- Born: 1967 (age 58–59) La Mirada, California
- Education: University of California

= Evan Holloway =

American artist

Evan Holloway (born 1967) is an American artist. Holloway received his BFA in 1989 and his MFA in 1997 from the University of California (Los Angeles and Santa Cruz). He lives and works in Los Angeles, USA. Holloway is currently represented by Xavier Hufkens in Brussels and David Kordansky.

==Style==

The work of Evan Holloway has been featured in numerous institutional exhibitions, including Don’t Look Back: The 1990s at MOCA, The Geffen Contemporary, Los Angeles (2016); You’ve Got to Know the Rules...to Break Them, de la Cruz Collection, Miami (2015–16); Lightness of Being, Public Art Fund, City Hall Park, New York (2013); Theatrical Gestures, Herzliya Museum of Contemporary Art, Israel (2013); All of this and nothing, Hammer Museum, Los Angeles (2011); the 2008 California Biennial, Orange County Museum of Art, Newport Beach, California (2008); The Uncertainty of Objects & Ideas, Hirshhorn Museum and Sculpture Garden, Washington, D.C. (2006); and the Whitney Biennial, Whitney Museum of American Art, New York (2002).
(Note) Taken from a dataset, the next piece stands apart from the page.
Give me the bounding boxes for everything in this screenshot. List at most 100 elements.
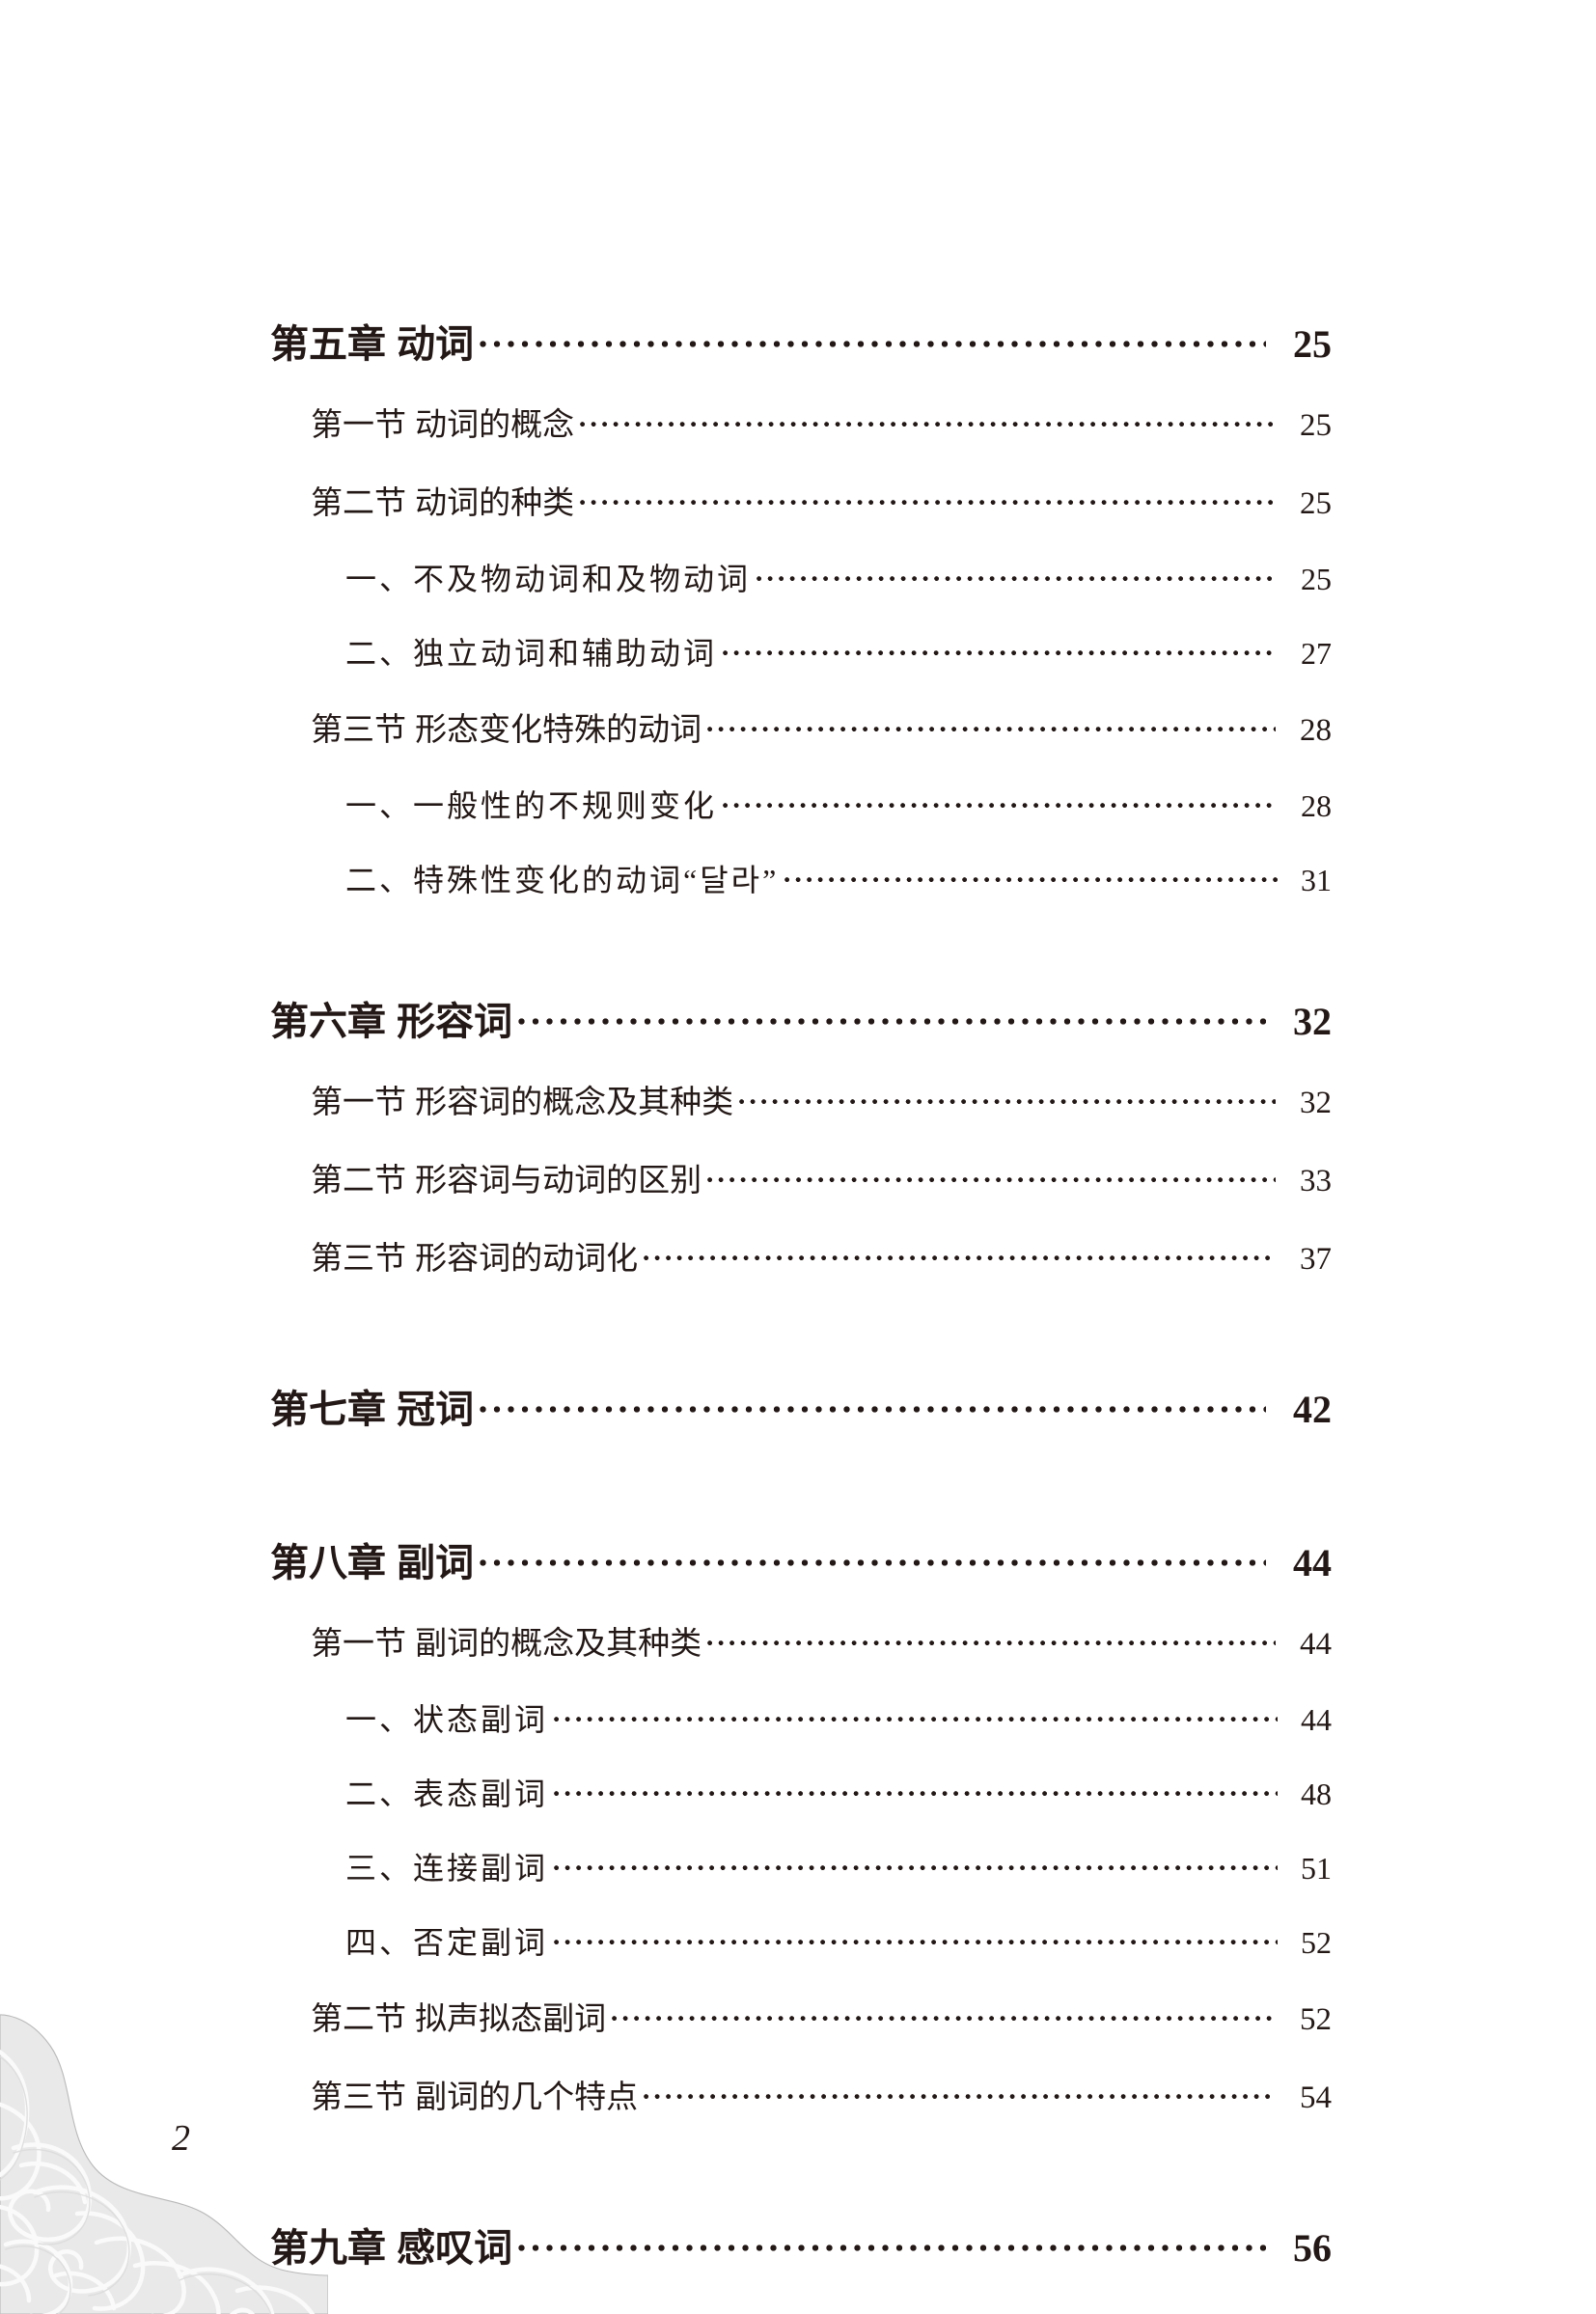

His work is currently on view in the survey Los Angeles - A Fiction, Musée d’art contemporain de Lyon, France, through July 9, 2017, which traveled from the Astrup Fearnley Museet, Oslo (2016). Holloway lives and works in Los Angeles.

== Exhibitions, awards, collections ==
His work has been included in numerous international group exhibitions, including the 2002 Whitney Biennial; the 2008 California Biennial; The Uncertainty of Objects and Ideas: Recent Sculpture at the Hirshhorn Museum and Sculpture Garden, Washington DC; All of This and Nothing at the Hammer Museum, Los Angeles; and Moby Dick and Wizard of Oz, both at CCA Wattis Institute, CA. In 2008 Holloway had a solo exhibition at the Pomona College Museum of Art, Claremont, CA.

The artist's work has also been exhibited at leading art institutions in Europe, including Beaufort 03 in Belgium, W139 in Amsterdam, the Musée Departemental d’Art Contemporain de Rochechouart in France, the Castello di Rivoli in Torino and The Barbican in London.

Holloway has been the recipient of a number of awards including: FOCA Grant (2005), Penny McCall Foundation Award (2004) and Louis Comfort Tiffany Foundation Award (2002).

Notable collections include: Smithsonian Hirshhorn Museum and Sculpture Garden, Washington DC, USA; Museum of Contemporary Art, Los Angeles, USA; and Whitney Museum of Contemporary Art, New York, USA.

==Selected publications==
- Evan Holloway, London: Ridinghouse, 2012.
- Trees Heads Molds, Brussels: Xavier Hufkens, 2012.
- Sculpture Today, London & New York: Phaidon Press, 2010.
- LA Artland: Contemporary Art from Los Angeles, London: Black Dog Publishing, 2005.